Residents Fight Pawn Shop in War of Words

Up and down the block where Jennifer and Donald Glover live are signs in the window. “No Pawn Shop” they state. The pawn shop they are fighting will be located in the 6400 block of North Avenue, a few blocks from their home.

Workers have been busy getting a vacant store in the strip mall ready for a new EZ Pawn. And the Glover’s think when it opens it will corrode the value of the neighborhood.

“Definitely, definitely,” said Jennifer Glover.

It will be one of a number of new pawnshops the Austin, Texas based company has in the works for Chicago. There are currently 6 EZ Pawns, located on the south and west sides of the city. Five more, like the one on North Avenue, are on the drawing board.
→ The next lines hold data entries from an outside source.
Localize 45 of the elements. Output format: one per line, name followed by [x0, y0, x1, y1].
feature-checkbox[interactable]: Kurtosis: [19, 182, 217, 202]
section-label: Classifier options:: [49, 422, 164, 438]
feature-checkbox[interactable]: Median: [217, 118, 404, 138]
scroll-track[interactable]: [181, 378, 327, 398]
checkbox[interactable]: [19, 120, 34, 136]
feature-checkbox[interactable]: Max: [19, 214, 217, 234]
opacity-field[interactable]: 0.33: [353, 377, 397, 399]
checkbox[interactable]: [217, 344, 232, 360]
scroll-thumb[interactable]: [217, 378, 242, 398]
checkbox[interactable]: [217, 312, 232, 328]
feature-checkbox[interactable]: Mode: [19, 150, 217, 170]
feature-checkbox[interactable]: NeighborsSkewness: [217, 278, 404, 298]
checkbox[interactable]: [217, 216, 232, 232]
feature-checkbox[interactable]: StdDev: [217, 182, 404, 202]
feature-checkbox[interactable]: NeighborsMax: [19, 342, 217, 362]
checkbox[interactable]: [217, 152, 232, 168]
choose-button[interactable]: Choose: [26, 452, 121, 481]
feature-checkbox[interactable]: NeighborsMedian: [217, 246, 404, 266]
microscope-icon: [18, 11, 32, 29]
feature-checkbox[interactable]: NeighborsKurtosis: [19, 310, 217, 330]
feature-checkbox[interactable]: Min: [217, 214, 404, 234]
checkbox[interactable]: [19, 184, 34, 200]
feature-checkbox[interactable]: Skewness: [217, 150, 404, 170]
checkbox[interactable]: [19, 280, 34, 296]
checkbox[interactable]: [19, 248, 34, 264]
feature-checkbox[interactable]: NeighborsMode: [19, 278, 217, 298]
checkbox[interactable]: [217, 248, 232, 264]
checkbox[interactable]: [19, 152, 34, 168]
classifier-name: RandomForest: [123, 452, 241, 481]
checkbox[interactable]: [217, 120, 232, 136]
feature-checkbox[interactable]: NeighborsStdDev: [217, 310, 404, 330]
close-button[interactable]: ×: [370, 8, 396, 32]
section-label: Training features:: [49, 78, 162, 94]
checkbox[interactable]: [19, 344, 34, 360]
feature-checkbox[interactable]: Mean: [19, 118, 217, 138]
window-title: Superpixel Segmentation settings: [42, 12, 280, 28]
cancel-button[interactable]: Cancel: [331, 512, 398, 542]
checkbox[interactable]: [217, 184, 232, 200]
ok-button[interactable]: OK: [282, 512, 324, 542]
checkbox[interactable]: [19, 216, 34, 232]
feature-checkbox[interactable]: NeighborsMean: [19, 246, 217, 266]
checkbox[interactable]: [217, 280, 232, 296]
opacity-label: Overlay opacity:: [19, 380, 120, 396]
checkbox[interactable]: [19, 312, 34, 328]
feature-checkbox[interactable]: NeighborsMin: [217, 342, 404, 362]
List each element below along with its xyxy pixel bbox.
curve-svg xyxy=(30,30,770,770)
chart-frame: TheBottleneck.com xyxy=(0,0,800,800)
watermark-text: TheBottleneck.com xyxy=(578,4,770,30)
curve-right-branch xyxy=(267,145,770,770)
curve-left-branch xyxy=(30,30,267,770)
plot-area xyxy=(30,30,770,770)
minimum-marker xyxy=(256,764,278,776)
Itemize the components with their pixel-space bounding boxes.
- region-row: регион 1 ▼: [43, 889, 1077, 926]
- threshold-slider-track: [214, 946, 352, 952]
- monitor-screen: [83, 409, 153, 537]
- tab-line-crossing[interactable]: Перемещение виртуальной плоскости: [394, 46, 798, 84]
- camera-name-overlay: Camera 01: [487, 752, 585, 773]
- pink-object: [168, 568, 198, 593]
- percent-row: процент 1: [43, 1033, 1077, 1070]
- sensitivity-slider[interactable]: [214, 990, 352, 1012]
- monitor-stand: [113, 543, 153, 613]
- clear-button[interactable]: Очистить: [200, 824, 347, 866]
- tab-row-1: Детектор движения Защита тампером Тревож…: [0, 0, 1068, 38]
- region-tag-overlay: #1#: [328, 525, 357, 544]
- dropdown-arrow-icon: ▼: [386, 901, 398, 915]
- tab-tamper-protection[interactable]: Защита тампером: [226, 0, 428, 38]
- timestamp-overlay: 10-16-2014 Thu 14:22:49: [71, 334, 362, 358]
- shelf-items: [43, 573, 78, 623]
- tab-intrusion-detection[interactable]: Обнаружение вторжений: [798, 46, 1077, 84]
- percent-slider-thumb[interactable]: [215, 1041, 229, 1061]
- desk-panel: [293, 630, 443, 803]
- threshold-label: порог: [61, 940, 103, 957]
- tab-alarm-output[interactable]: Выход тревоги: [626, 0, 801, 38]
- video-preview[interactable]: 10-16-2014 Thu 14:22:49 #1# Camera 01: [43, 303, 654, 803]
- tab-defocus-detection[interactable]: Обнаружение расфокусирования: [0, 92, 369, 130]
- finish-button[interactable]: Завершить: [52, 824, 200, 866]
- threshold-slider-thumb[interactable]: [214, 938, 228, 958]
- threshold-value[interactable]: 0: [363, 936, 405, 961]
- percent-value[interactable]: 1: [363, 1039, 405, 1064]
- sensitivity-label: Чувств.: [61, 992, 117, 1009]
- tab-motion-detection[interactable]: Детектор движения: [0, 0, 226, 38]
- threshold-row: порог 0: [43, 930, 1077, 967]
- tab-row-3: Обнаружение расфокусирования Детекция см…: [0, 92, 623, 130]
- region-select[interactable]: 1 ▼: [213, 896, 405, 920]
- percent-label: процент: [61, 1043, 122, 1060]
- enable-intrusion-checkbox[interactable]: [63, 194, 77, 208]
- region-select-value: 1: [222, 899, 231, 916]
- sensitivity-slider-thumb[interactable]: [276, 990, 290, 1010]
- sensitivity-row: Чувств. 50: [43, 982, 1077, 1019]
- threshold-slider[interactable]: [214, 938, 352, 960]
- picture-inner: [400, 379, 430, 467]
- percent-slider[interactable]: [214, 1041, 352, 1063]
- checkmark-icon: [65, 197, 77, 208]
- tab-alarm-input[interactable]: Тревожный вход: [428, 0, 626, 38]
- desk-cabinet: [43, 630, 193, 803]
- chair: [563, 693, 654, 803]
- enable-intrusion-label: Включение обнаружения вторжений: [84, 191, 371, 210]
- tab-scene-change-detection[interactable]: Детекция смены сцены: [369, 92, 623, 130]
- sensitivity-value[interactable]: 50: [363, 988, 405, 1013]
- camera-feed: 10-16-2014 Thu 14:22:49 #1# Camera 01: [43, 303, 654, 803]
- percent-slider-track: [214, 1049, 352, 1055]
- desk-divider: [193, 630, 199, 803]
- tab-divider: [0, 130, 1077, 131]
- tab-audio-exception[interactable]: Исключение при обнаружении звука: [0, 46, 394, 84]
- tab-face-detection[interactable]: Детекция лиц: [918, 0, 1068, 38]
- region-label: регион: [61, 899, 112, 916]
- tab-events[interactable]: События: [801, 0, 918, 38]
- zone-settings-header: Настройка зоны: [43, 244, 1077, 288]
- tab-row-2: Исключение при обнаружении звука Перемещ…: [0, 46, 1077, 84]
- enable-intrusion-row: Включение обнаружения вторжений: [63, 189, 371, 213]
Donald Glover believes the company has a not-so-secret weapon, which has allowed them to receive the required special zoning permit to open a pawnshop.

“EZ pawn is represented by Victor Reyes,” he said, adding what he thinks Reyes brings to this discussion. “It’s clout,” he replied.

Reyes was the main man behind the now defunct Hispanic Democratic Organization, a political powerhouse that helped Richard M. Daley win re-election as mayor over and over.

Now Reyes is the registered city hall lobbyist for EZ Pawn.

The North Avenue store is going in over the strong objection of the sitting alderman, Nick Sposato.

“Community doesn’t want it. Plan and simple,” said the 36th Ward alderman.

But in 2015, when Chicago’s new ward boundaries go into effect, the store won’t be in Sposato’s ward anymore, but in Deborah Graham’s 29th Ward.

“I know that the community doesn’t like them,” Graham said in an interview in her city hall office. Still she favored allowing a business to open in an 8000-square-foot building that had been vacant for over 4 years.

“When you drive down North Ave there are over 20 vacant store fronts,” she said. “We wish we could have got a different business but it does fill a vacancy.”

In February, Graham held a community meeting. And the Glover’s were there.

“They were told the community didn’t want it,” Glover said.

According to state records, Victor Reyes firm, Reyes-Kurson, paid $2,100 to Graham’s ward organization to cover expenses for community meetings.

“It may not look good but it was not an illegal thing to do,” she said.

Campaign disclosure records show EZ Pawn’s political contributions include $3000 to Alderman Ed Burke’s Burnham Committee. There’s an EZ Pawn in his 14th ward. Alderman Burke did not respond to our request.

Then there is 30th Ward alderman Ariel Reboyras.

In a May 2012 letter he “strongly opposed” a new EZ Pawn in the 5400 block of West Belmont, which for now is in the 38th Ward.

Four months later----on the same day in September---Reboyras’ ward organization reported $1500-dollar contributions from both EZ Pawn and Victor Reyes’ firm.

Does the alderman still oppose the EZ Pawn, which will be in his ward come 2015?

He canceled a scheduled interview.

EZ Pawn declined to be interviewed but in an e-mail statement said of its 31 Chicagoland stores:

“We place stores where we believe we have a good fit within the community…We strive to be a community partner and a good neighbor…”

“They are a steamroller in terms of getting what they want here in Chicago,” said Sherrin Dunn. She lives in the 15th ward where a new EZ Pawn is in the works at 6722 South Western Avenue. Dunn presented the Zoning Board of Appeals petitions signed by more than 500 in opposition.

Her 15th Ward Alderman, Toni Foulkes, is against it, too, writing in a letter to the Zoning Board of Appeals, “I have to agree with the residents of the communities that this would not be a good choice of business in this area.”

But Dunn says EZ Pawn had an important ally: the alderman taking over this area in 2015: Latasha Thomas, who is also Of Counsel to Reyes-Kurson.

Victor Reyes declined to speak on camera but said by phone pawnshops provide a service to the community and called it an elitist statement to say pawnshops have a negative impact on communities.

Alderman Thomas wrote in an e-mail she was not involved with the Zoning Board of Appeals decision to grant the EZ Pawn application.

For now ground zero is the fight over the EZ Pawn on North Avenue, where a lawsuit has been filed trying to stop the store from opening.

If it does open, it will be the fifth pawnshop in a two-block radius.

And residents don’t like it.

“Having a congregation of pawnshops makes the neighborhood look like its poverty stricken,” said Francis Sapone.

“The place is in the process of opening now but this is not going to go away. We, we don’t quit, said Donald Glover.